Is there any small sequence of initial bytes you wouldn't ever see in PGLZ
output?  Either something invalid, or something obviously nonoptimal
like run(n,'A')||run(n,'A') where PGLZ would have just output run(2n,'A')?


I don't think we need to worry, since doing it per-column makes this issue go away. Per-Datum compression would make it easier to switch methods (requiring no table rewrite) at the cost of more storage for each varlena, which probably isn't worth it anyway.

--
 Craig Ringer                   http://www.2ndQuadrant.com/
 PostgreSQL Development, 24x7 Support, Training & Services

Re: Proposal: custom compression methods

From
Bill Moran
Date:
On Mon, 14 Dec 2015 14:50:57 +0800
Craig Ringer <craig@2ndquadrant.com> wrote:

> On 14 December 2015 at 01:28, Alexander Korotkov <a.korotkov@postgrespro.ru>
> wrote:
> 
> > Hackers,
> >
> > I'd like to propose a new feature: "Custom compression methods".

I missed the initial post on this thread ...

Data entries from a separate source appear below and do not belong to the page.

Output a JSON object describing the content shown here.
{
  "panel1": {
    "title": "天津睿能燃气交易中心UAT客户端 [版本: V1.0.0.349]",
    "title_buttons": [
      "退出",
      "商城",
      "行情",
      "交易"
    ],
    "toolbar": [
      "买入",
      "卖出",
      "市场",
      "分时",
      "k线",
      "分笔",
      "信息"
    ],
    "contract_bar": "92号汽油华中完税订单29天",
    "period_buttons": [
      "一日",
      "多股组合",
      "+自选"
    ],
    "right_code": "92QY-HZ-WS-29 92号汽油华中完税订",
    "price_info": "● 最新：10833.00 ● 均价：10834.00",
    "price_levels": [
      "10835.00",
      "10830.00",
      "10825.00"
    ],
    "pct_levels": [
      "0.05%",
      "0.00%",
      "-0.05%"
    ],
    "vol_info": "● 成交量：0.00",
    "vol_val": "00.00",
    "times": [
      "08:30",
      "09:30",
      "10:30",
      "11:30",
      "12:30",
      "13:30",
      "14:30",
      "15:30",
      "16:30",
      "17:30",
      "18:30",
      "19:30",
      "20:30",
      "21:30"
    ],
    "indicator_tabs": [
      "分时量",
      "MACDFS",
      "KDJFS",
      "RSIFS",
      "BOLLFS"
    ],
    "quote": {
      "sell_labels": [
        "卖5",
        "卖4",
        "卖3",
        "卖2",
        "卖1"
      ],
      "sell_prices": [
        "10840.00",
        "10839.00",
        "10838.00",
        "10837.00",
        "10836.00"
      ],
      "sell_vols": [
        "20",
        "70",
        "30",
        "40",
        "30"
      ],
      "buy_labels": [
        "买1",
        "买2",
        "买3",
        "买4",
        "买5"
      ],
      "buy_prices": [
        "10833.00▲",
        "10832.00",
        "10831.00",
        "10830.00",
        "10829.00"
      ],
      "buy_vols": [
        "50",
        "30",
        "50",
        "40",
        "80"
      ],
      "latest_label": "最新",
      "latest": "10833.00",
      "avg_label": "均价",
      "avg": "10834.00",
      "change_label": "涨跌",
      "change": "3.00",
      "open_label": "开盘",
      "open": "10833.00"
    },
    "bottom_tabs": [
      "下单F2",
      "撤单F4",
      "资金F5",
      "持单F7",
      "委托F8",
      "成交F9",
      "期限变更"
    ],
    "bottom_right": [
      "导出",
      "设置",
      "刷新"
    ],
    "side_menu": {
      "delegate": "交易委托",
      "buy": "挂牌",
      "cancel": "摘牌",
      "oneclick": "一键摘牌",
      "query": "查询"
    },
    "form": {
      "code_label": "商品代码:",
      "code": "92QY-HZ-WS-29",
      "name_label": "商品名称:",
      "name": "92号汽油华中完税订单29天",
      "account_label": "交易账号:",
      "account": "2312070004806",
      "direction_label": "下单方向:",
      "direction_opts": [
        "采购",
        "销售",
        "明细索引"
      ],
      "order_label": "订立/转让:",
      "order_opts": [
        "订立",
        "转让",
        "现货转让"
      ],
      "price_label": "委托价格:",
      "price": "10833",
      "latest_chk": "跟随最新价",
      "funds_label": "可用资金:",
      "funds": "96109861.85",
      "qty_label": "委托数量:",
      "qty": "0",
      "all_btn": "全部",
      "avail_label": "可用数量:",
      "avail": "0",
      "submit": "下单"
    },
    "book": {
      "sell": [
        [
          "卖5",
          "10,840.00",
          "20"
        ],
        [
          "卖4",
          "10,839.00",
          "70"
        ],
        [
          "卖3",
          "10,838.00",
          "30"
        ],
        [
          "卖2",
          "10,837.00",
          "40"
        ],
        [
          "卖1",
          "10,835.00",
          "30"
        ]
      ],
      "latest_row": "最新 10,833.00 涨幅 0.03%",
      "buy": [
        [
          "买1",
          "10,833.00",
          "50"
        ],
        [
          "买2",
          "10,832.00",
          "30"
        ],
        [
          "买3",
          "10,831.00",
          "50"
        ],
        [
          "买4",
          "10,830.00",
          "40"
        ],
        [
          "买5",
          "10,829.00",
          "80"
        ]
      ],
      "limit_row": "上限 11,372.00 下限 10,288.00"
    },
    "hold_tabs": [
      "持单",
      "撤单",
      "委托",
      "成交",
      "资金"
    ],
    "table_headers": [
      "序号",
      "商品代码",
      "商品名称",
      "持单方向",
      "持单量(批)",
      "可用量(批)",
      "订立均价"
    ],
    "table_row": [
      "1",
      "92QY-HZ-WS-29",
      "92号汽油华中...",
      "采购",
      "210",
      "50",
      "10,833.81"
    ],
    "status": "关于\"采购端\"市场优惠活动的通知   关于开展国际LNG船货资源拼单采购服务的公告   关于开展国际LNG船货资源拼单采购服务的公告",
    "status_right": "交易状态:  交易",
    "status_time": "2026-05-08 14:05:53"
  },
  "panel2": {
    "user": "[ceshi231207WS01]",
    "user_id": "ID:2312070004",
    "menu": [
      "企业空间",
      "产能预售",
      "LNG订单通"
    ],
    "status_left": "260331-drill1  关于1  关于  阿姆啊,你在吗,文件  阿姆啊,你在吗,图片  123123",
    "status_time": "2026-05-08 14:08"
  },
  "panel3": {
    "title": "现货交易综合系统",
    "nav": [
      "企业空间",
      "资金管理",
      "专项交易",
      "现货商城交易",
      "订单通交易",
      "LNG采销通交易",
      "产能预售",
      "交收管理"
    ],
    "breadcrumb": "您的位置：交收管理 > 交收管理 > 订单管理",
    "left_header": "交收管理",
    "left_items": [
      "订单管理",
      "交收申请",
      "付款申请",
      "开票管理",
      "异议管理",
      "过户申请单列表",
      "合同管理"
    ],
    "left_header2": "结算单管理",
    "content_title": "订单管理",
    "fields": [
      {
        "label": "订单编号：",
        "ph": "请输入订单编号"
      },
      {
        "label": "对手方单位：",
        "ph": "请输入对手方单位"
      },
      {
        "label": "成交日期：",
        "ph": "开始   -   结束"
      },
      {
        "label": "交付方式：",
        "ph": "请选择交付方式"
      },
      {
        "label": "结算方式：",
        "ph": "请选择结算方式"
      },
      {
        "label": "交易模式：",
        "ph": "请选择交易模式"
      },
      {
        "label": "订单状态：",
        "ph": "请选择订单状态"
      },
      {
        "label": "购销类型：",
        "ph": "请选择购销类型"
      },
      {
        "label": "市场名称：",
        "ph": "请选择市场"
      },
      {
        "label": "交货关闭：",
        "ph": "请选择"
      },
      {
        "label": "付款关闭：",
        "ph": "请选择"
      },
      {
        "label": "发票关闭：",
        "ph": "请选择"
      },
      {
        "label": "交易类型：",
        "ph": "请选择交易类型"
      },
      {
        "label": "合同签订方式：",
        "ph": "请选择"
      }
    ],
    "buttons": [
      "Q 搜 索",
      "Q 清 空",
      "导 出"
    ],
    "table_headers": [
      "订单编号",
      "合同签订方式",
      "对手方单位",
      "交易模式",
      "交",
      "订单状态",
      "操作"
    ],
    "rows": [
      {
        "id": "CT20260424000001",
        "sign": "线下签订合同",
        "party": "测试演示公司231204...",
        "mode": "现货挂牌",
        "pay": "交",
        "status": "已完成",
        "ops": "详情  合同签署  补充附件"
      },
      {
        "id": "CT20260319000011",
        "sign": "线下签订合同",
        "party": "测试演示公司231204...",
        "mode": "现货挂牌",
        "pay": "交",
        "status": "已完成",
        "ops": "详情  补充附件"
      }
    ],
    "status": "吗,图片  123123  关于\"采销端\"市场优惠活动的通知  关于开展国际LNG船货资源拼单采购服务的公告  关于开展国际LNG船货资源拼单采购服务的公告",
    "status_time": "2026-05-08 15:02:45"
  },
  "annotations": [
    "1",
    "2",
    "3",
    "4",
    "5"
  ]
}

Have you started or do you plan to actually start work on this? I've
already started some preliminary coding with this as one of it's
goals, but it's been stalled for about a month due to life
intervening. I plan to come back to it soon, so if you decide to
start actually writing code, please contact me so we don't double
up on the work.

-- 
Bill Moran



Re: Proposal: custom compression methods

From
Simon Riggs
Date:
On 13 December 2015 at 17:28, Alexander Korotkov <a.korotkov@postgrespro.ru> wrote:
 
it would be nice to make compression methods pluggable.

Agreed.

My thinking is that this should be combined with work to make use of the compressed data, which is why Alvaro, Tomas, David have been working on Col Store API for about 18 months and work on that continues with more submissions for 9.6 due.

--
Simon Riggs                http://www.2ndQuadrant.com/
PostgreSQL Development, 24x7 Support, Remote DBA, Training & Services

Re: Proposal: custom compression methods

From
Jim Nasby
Date:
On 12/14/15 12:50 AM, Craig Ringer wrote:
> The issue with per-Datum is that TOAST claims two bits of a varlena
> header, which already limits us to 1 GiB varlena values, something
> people are starting to find to be a problem. There's no wiggle room to
> steal more bits. If you want pluggable compression you need a way to
> store knowledge of how a given datum is compressed with the datum or
> have a fast, efficient way to check.

... unless we allowed for 8 byte varlena headers. Compression changes 
themselves certainly don't warrant that, but if people are already 
unhappy with 1GB TOAST then maybe that's enough.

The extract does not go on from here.